The rate at which the container is losing water is 0.0006418 g/s.

Explanation:

Under the assumption that the can is a closed system, the conservation law applied to the system would be: $E_{in}-E_{out}=E_{change}$ , where $E_{in}$ is all energy entering the system, $E_{out}$ is the total energy leaving the system and, $E_{change}$ is the change of energy of the system.
As the purpose is to kept the beverage can at constant temperature, the change of energy ( $E_{change}$ ) would be 0.
The energy that goes into the system, is the heat transfer by radiation from the environment to the top and side surfaces of the can. This kind of transfer is described by: $Q=\varepsilon*\sigma*A_S*(T_{\infty}^4-T_S^4)$ where $\varepsilon$ is the emissivity of the surface, $\sigma=5.67*10^{-8}\frac{W}{m^2K}$ known as the Stefan–Boltzmann constant, $A_S$ is the total area of the exposed surface, $T_S$ is the temperature of the surface in Kelvin, $T_{\infty}$ is the environment temperature in Kelvin.
For the can the surface area would be ta sum of the top and the sides. The area of the top would be $A_{top}=\pi* r^2=\pi(0.0252m)^2=0.001995m^2$ , the area of the sides would be $A_{sides}=2*\pi*r*L=2*\pi*(0.0252m)*(0.09m)=0.01425m^2$ . Then the total area would be $A_{total}=A_{top}+A_{sides}=0.01624m^2$
Then the radiation heat transferred to the can would be $Q=\varepsilon*\sigma*A_S*(T_{\infty}^4-T_S^4)=1*5.67*10^{-8}\frac{W}{m^2K}*0.01624m^2*((32+273K)^4-(17+273K)^4)=1.456W$ .

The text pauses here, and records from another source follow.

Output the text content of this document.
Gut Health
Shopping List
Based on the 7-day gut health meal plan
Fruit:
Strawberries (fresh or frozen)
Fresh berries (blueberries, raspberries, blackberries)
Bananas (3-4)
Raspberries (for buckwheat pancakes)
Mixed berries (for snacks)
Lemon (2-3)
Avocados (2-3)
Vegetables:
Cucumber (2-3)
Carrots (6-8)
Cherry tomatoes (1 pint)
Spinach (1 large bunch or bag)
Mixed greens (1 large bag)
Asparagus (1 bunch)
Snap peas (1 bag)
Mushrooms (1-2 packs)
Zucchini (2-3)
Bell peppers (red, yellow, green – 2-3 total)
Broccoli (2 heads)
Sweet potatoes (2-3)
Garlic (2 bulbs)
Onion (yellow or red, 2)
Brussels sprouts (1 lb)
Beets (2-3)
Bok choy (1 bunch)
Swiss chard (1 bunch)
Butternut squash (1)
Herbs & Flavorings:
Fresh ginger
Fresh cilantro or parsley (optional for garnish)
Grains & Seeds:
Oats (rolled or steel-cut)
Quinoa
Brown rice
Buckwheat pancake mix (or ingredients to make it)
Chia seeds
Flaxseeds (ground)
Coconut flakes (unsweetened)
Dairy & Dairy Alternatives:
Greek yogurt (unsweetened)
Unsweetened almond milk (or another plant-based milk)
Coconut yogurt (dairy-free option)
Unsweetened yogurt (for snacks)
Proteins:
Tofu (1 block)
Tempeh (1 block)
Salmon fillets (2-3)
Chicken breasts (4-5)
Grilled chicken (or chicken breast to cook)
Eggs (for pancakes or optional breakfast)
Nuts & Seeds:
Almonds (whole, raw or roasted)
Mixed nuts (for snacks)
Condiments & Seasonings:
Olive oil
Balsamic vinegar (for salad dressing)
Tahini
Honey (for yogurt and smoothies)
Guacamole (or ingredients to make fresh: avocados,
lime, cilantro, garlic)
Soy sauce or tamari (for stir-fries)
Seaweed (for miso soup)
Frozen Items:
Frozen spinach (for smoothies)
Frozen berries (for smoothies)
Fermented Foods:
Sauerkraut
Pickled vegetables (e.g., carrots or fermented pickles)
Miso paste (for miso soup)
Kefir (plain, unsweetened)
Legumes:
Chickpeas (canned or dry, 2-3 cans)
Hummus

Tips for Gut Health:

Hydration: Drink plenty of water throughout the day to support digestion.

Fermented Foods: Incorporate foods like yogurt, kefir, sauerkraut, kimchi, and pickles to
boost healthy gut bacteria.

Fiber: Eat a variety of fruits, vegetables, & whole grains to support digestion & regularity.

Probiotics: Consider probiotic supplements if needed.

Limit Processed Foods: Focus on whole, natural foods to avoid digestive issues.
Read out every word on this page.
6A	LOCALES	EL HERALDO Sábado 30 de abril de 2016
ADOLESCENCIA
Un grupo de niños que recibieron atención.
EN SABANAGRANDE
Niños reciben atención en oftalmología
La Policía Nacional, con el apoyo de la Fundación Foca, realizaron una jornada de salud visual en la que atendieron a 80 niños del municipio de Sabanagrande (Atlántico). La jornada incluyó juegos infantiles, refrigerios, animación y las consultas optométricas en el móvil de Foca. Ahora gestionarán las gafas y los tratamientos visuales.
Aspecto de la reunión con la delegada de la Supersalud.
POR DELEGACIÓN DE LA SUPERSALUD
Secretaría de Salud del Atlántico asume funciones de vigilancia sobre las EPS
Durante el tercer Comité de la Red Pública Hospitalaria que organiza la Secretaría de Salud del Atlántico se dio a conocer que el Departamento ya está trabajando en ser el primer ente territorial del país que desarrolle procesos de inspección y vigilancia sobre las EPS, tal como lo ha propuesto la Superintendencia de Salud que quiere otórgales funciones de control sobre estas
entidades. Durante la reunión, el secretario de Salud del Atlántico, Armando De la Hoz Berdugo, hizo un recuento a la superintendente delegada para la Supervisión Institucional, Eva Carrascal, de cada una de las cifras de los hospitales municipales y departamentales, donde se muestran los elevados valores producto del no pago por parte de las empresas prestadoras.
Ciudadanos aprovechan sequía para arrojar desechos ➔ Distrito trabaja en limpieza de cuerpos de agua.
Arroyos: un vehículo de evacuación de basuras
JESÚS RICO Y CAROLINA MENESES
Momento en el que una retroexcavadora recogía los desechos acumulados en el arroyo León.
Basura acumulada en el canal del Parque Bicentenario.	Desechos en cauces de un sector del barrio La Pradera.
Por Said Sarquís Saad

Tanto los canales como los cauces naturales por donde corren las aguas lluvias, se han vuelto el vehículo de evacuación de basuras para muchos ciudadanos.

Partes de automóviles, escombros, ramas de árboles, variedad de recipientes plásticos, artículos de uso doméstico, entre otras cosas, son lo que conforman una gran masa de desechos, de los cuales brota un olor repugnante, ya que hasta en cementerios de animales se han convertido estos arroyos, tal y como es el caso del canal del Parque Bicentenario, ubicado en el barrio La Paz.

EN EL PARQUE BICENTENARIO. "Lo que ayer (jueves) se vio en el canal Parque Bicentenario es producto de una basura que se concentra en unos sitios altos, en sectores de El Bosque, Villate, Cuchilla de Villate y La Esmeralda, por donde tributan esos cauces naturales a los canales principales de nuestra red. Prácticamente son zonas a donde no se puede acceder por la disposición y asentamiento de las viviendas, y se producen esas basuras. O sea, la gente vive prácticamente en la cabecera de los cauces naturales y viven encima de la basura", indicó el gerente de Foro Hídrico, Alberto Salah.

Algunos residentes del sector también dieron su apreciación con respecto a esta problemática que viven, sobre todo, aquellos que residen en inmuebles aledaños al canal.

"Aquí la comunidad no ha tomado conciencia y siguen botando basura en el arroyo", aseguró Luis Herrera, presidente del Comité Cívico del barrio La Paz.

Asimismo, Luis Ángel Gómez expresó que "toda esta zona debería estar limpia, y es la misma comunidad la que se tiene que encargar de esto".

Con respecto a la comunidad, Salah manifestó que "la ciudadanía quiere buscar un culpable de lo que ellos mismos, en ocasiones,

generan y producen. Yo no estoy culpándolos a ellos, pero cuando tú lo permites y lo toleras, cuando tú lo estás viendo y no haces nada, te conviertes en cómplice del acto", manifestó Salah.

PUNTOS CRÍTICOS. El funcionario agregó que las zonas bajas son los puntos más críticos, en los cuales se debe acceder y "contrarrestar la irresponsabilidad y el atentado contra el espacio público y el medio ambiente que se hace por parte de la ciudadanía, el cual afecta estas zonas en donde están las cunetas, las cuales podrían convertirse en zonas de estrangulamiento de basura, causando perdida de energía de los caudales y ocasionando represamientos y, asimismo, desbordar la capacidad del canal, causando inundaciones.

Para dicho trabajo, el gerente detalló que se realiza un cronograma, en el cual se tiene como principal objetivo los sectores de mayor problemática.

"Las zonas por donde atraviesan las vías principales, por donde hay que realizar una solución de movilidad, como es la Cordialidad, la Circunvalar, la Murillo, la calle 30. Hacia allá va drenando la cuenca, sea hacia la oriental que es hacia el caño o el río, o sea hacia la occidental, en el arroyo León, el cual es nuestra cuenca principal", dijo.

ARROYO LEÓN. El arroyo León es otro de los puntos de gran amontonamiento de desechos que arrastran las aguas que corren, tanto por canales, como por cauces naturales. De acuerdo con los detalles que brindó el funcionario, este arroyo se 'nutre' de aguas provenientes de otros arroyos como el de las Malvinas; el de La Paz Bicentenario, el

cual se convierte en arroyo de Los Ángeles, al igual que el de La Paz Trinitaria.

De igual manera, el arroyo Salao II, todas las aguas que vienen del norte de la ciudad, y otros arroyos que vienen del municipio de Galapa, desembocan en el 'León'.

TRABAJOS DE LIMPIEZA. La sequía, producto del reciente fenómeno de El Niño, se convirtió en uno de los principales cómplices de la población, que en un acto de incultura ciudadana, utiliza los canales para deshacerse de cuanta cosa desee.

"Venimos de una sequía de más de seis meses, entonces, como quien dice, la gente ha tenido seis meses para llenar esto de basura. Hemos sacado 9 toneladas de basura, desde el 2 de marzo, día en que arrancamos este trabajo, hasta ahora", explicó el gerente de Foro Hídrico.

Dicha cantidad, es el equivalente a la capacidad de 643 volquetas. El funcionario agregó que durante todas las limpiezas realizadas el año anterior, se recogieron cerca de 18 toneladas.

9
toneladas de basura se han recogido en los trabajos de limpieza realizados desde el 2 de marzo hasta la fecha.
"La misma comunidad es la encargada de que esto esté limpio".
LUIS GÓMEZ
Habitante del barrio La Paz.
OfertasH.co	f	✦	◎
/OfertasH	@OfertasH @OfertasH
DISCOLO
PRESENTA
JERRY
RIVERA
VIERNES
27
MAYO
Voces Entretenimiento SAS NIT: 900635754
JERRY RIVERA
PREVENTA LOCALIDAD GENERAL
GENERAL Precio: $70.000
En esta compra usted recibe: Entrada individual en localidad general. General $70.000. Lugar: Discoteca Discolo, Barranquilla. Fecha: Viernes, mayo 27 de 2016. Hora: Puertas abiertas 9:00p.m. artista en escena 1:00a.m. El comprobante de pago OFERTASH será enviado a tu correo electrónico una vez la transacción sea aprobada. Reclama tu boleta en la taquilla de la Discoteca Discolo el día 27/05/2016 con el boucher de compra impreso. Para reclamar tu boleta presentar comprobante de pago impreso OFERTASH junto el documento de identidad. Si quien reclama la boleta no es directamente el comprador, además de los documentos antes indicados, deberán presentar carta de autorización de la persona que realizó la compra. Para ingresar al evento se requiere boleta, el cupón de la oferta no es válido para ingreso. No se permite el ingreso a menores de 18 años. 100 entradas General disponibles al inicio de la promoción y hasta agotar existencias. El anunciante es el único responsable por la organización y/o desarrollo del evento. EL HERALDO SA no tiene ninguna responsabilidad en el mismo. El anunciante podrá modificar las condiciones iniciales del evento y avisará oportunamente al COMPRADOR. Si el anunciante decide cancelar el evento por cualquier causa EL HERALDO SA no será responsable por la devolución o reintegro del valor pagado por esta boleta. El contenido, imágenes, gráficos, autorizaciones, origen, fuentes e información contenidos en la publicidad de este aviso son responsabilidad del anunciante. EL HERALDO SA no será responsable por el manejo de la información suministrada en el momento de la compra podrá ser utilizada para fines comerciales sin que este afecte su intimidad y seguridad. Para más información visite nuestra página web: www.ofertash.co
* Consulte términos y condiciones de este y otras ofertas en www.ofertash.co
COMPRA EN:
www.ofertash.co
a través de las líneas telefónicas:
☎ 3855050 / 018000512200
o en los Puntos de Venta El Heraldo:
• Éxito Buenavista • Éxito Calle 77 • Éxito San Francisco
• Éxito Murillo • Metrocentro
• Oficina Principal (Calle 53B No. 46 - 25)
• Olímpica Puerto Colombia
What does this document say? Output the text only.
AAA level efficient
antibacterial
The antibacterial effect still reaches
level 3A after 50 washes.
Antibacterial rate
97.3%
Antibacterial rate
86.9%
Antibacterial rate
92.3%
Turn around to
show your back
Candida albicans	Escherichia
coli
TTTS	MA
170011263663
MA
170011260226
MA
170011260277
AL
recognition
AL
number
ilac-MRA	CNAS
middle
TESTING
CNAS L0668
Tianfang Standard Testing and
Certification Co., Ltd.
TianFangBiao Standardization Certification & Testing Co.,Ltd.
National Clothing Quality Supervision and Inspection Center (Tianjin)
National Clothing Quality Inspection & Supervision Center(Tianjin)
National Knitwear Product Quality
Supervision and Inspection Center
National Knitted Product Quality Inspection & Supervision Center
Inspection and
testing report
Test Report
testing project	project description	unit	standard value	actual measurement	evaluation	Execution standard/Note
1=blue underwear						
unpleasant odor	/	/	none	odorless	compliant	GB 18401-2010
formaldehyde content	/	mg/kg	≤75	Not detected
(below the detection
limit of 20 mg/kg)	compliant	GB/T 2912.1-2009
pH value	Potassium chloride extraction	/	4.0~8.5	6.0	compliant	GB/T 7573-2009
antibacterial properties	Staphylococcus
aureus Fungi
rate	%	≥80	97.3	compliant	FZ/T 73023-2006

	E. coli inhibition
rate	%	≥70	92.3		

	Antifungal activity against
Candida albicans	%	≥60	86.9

The can would lost heat evaporating water, in this case would be $Q_{out}=\frac{dm}{dt}*h_{fg}$ , where $\frac{dm}{dt}$ is the rate of mass of water evaporated and, $h_{fg}$ is the heat of vaporization of the water ( $2257\frac{J}{g}$ ).
Then in the conservation balance: $Q_{in}-Q_{out}=Q_{change}$ , it would be $1.45W-\frac{dm}{dt}*2257\frac{j}{g}=0$ .
Recall that $1W=1\frac{J}{s}$ , then solving for $\frac{dm}{dt}$ : $\frac{dm}{dt}=\frac{1.45\frac{J}{s} }{2257\frac{J}{g} }=0.0006452\frac{g}{s}$